Under the program, the B.C. government will match down payments of up to $37,500 made by first-time buyers purchasing any home priced up to $750,000. These applicants can only get the 25-year loans – which are free of interest for the first five years – if they commit to living in the unit for those initial five years.

In October, the federal government implemented new measures designed to slow the housing sector, including higher affordability thresholds that borrowers have to meet to qualify for mortgages.

"When it comes to housing activity and prices, the measures will weigh on demand, especially for more expensive houses," Bank of Canada Governor Stephen Poloz said. "The important takeaway is that one cannot judge the effectiveness of these policies simply by observing whether house prices continue to rise. This is because the measures are aimed at mitigating risks to households and to the financial system, not at house prices per se."

In its new report, the Bank of Canada's financial system review expressed confidence that mortgage and housing measures will alleviate pressures "over time." Effective Oct. 17, the federal government tightened mortgage rules. In November, sales across Canada decreased 5.3 per cent compared with October.

The central bank cautioned that the proportion of the most at-risk group of borrowers (loan-to-income ratios that surpass 450 per cent) out of the total number of high-ratio mortgages is growing. In the Toronto area, the proportion climbed to 49 per cent in the third quarter from 41 per cent a year earlier while rising to 39 per cent from 37 per cent in and around Vancouver.

B.C.'s loan program will target those applying for these high-ratio mortgages and match up to a maximum of 5 per cent of the purchase price so that they can afford a down payment.

"Owning the place where you live is part of what being a Canadian is all about," Ms. Clark said at a news conference outside a new town home development in Cloverdale, a 45-minute drive southeast of Vancouver.

Joshua Gottlieb, an assistant professor at the University of B.C.'s Vancouver School of Economics, said the new loans are asking people to stretch themselves even further to achieve home ownership, a risky proposition if interest rates increase significantly in the future.

He called the policy a counterproductive taxpayer-funded subsidy for homeowners and developers. The roughly 15,000 new buyers a year the government estimates will take advantage of the new loans will hurt affordability further in a market constrained by a lack of supply, he said.

"The easiest way to think about it is with an analogy to a store having a sale," Prof. Gottlieb said. "If they raise all of their prices by $200 and then give you a $200 discount, are you any better off?

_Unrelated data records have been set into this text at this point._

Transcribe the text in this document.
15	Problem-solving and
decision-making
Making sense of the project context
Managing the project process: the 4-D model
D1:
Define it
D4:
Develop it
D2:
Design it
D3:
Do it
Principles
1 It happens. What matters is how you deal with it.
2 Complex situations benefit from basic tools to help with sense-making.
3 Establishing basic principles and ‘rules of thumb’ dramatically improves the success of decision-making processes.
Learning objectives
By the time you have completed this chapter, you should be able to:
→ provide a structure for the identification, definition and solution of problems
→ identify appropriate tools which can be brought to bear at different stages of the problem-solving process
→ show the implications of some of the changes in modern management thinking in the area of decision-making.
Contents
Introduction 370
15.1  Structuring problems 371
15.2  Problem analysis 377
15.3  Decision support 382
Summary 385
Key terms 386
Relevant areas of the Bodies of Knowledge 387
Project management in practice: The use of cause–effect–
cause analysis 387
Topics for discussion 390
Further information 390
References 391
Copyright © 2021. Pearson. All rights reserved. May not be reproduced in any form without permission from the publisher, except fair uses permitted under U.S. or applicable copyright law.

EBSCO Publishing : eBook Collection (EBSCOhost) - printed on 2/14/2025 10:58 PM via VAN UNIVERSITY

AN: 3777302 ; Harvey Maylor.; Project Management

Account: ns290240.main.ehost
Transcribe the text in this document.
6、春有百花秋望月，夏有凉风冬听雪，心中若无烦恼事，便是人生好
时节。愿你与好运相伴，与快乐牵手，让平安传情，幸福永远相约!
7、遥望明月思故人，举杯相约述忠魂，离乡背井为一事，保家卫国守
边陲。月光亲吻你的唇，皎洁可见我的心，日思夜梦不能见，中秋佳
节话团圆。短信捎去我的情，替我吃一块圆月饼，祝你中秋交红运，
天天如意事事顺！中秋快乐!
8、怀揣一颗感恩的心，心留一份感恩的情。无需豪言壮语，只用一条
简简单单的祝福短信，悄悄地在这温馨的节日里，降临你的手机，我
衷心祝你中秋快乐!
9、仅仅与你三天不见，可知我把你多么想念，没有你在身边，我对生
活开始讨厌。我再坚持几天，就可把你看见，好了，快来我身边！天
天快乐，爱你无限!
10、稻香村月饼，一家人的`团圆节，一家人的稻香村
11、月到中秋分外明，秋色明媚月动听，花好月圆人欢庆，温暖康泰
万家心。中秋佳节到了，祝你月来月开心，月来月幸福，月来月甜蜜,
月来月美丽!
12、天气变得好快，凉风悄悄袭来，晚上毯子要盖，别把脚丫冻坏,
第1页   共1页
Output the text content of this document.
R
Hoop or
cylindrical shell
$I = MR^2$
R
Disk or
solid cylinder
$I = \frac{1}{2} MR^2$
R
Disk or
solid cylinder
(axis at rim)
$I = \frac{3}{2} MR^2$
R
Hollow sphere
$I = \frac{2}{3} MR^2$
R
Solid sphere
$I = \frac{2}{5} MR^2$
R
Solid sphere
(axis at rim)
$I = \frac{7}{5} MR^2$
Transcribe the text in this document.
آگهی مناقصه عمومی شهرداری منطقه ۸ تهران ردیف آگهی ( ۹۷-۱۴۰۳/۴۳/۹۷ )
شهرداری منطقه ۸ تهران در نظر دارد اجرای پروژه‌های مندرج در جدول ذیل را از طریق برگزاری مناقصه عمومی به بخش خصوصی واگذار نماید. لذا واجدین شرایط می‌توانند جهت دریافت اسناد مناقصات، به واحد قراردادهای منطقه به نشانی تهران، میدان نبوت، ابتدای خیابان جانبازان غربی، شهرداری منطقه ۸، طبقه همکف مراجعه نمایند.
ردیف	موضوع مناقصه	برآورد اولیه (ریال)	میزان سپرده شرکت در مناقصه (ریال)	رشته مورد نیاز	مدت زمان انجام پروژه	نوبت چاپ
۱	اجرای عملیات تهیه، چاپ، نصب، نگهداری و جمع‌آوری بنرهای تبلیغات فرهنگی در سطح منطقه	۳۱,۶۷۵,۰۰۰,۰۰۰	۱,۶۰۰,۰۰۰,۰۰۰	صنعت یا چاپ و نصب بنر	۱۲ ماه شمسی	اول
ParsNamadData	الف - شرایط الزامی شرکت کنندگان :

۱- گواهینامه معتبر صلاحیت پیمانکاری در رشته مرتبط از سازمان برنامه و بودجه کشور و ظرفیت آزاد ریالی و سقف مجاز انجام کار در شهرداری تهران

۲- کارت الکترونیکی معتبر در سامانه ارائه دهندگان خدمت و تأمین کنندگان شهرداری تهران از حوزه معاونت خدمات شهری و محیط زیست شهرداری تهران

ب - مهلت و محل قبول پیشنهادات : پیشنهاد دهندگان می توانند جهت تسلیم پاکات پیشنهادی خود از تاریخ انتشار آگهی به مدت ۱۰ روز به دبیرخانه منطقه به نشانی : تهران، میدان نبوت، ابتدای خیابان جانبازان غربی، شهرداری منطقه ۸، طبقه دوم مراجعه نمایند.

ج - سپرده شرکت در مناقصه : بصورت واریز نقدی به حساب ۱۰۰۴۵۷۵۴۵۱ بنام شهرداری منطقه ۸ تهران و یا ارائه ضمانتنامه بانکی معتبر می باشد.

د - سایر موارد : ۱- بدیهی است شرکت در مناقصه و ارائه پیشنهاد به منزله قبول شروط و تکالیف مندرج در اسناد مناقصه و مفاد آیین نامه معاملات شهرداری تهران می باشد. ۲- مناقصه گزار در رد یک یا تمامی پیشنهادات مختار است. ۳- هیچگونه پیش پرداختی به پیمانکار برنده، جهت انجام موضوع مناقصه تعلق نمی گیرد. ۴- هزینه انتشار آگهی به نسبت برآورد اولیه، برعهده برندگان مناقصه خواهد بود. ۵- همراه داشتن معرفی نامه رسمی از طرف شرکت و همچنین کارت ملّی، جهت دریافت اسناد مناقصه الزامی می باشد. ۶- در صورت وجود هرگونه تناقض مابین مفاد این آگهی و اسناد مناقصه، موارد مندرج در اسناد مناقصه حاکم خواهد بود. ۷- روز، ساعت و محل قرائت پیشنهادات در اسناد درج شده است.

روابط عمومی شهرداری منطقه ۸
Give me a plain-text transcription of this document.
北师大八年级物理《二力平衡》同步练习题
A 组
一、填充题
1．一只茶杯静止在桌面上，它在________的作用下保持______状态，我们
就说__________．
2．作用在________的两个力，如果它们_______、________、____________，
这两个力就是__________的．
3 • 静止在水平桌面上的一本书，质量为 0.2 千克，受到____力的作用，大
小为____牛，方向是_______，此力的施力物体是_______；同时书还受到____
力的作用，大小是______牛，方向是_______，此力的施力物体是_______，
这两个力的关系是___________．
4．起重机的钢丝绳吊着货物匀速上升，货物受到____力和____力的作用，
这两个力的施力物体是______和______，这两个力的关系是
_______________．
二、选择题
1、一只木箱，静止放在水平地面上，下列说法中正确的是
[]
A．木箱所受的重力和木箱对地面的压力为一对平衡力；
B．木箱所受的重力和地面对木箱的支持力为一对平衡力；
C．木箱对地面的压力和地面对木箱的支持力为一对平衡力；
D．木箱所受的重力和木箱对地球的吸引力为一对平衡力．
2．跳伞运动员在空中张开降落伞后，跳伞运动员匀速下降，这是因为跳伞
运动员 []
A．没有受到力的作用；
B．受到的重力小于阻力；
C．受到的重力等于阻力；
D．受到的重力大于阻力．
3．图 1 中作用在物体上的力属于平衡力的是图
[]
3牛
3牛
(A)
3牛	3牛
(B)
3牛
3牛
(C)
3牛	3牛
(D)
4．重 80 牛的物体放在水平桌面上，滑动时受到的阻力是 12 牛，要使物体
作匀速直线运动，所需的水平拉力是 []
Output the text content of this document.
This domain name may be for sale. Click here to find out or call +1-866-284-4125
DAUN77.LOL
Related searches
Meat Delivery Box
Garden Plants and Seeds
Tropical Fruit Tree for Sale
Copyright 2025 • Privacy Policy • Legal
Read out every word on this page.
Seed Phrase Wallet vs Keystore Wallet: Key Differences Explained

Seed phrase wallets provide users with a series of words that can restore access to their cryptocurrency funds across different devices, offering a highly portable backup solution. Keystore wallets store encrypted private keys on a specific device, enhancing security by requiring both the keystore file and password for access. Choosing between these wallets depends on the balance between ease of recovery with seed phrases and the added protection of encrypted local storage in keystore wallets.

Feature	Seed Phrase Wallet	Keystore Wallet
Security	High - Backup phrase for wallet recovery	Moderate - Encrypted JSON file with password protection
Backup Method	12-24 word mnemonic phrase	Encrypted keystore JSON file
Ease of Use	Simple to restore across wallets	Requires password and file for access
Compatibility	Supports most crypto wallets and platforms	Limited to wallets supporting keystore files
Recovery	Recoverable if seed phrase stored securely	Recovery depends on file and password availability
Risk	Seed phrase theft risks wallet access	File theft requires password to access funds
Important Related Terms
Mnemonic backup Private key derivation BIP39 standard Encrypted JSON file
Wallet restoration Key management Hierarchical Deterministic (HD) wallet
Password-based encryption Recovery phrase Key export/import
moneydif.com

"That's effectively what's going on here: It's a $37,500 discount for first-time buyers so then the sellers can raise prices by however much extra those buyers are able to afford."

Canadian home sales and prices are expected to drop next year after a record-setting performance in 2016, according to the group representing the country's realtors. The Canadian Real Estate Association forecasts that residential sales nationally will decline 3.3 per cent next year while the average price slips 2.8 per cent.

The last year that Canadian sales decreased was in 2012, while the last year that the average price fell nationally was in 2008.

The B.C. housing market is likely to remain a core issue in next May's provincial election.

This year, the government has introduced a series of new policies aimed at cooling the market and addressing affordability, including a law to allow municipalities to tax vacant homes, and hundreds of millions of dollars in funding for new rental projects.

Its highest profile move has been a 15-per-cent tax on foreign home buyers that came into effect at the start of August and covered 22 communities in the Vancouver region.

Last month, despite an continuing market slowdown that started before that tax was announced, the average price of all single-family detached houses sold in the City of Vancouver exceeded $2.6-million, and $1.6-million in the Vancouver region. Those prices are considerably higher than just two years ago.

Shane Koka, a sales manager living in Surrey, B.C., said he was very happy to hear about the interest-free loan program after searching for more than two years and failing to find a two-bedroom apartment in Vancouver selling for less than $500,000.

"I'm still waiting on the market to come down, but I had gotten to the point where I pulled out [of buying] thinking 'I'll never be able to afford a home here,'" he said. "And now it's become a reality again.

"What kills me is it's from a political party I absolutely detest doing it and I know they're just buying votes, but I'll be damned it doesn't help me out."